The Colorado Division of Gaming, which sits within the state Department of Revenue and oversees licensed sportsbook operators, will be responsible for enforcement. Operators found in violation of the new restrictions face fines of up to $25,000.

The legislation prohibits operators from accepting credit card or buy-now-pay-later deposits, caps individual accounts at six deposits within any 24-hour period, and bans unsolicited push notifications and text messages designed to solicit bets or encourage additional funding. Advertising restrictions in the final text bar promotional language featuring terms such as “bonus bet” or “no sweat,” prohibit sports betting ads between 8:00 p.m. and 10:00 p.m., and ban targeting of audiences under the age of 18.

The bill’s passage follows a series of amendments that substantially narrowed its original scope. An earlier version proposed a complete ban on proposition bets across the state, but that measure was removed in the Senate Finance Committee after a fiscal estimate projected it would reduce state sports betting tax revenues by $2.4 million in fiscal year 2026-27, rising to $2.7 million by 2028-29. Colorado directs a portion of sports betting tax revenue toward water infrastructure projects, and lawmakers expressed concern that a shortfall could draw on general fund reserves.

The Sports Betting Alliance, whose members include FanDuel, DraftKings, BetMGM, Fanatics, and bet365, testified in opposition to the bill during Senate committee hearings, arguing the restrictions would drive Colorado bettors toward unlicensed markets.

House sponsor and committee chair Rep. Steven Woodrow described the bill as the most comprehensive package of sports betting consumer protections introduced in any US state since the repeal of PASPA in 2018.
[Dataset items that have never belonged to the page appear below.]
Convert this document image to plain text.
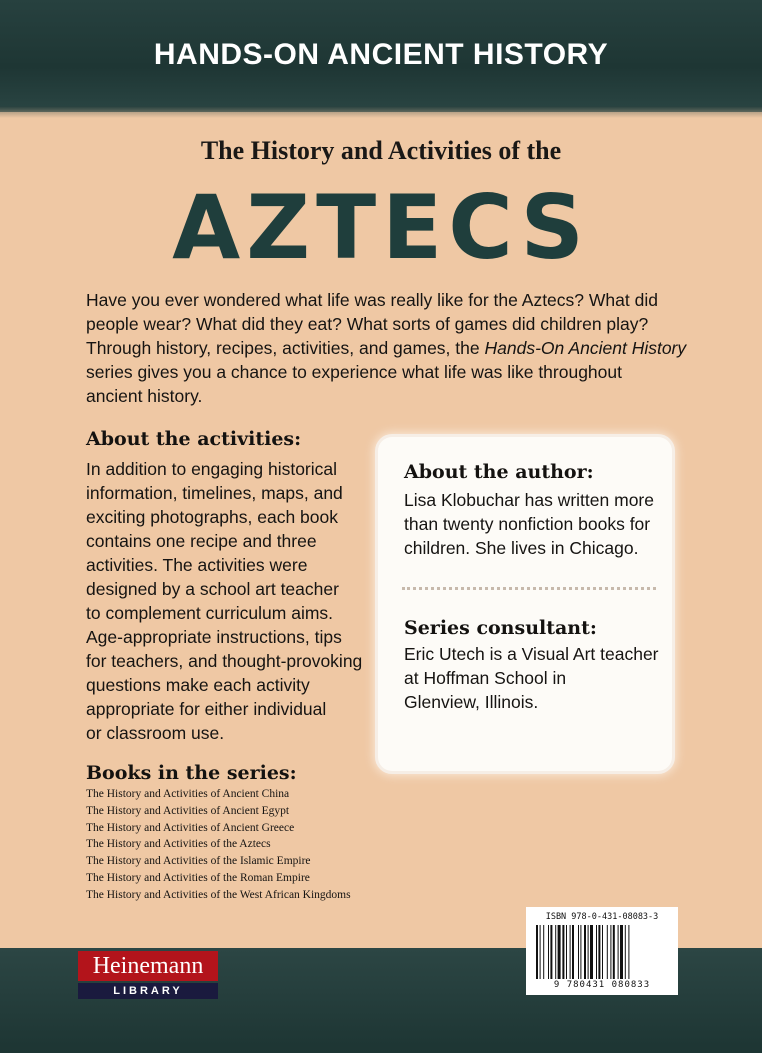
HANDS-ON ANCIENT HISTORY
The History and Activities of the
AZTECS
Have you ever wondered what life was really like for the Aztecs? What did
people wear? What did they eat? What sorts of games did children play?
Through history, recipes, activities, and games, the Hands-On Ancient History
series gives you a chance to experience what life was like throughout
ancient history.
About the activities:
In addition to engaging historical
information, timelines, maps, and
exciting photographs, each book
contains one recipe and three
activities. The activities were
designed by a school art teacher
to complement curriculum aims.
Age-appropriate instructions, tips
for teachers, and thought-provoking
questions make each activity
appropriate for either individual
or classroom use.
About the author:
Lisa Klobuchar has written more
than twenty nonfiction books for
children. She lives in Chicago.
Series consultant:
Eric Utech is a Visual Art teacher
at Hoffman School in
Glenview, Illinois.
Books in the series:
The History and Activities of Ancient China
The History and Activities of Ancient Egypt
The History and Activities of Ancient Greece
The History and Activities of the Aztecs
The History and Activities of the Islamic Empire
The History and Activities of the Roman Empire
The History and Activities of the West African Kingdoms
Heinemann
LIBRARY
ISBN 978-0-431-08083-3
9 780431 080833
“This is not a ban on sports betting and it is not an attempt to relitigate the 2019 ballot measure that legalized it. Coloradans made that decision, and our job today isn’t to second-guess them. Our job is to make sure the product they were promised is the product they actually got.”

Colorado residents wagered more than $6 billion on sports online in 2025, a 130% increase from the market’s inception following voter approval in 2019. The state currently has 16 licensed online sportsbooks, more than any other jurisdiction in the country.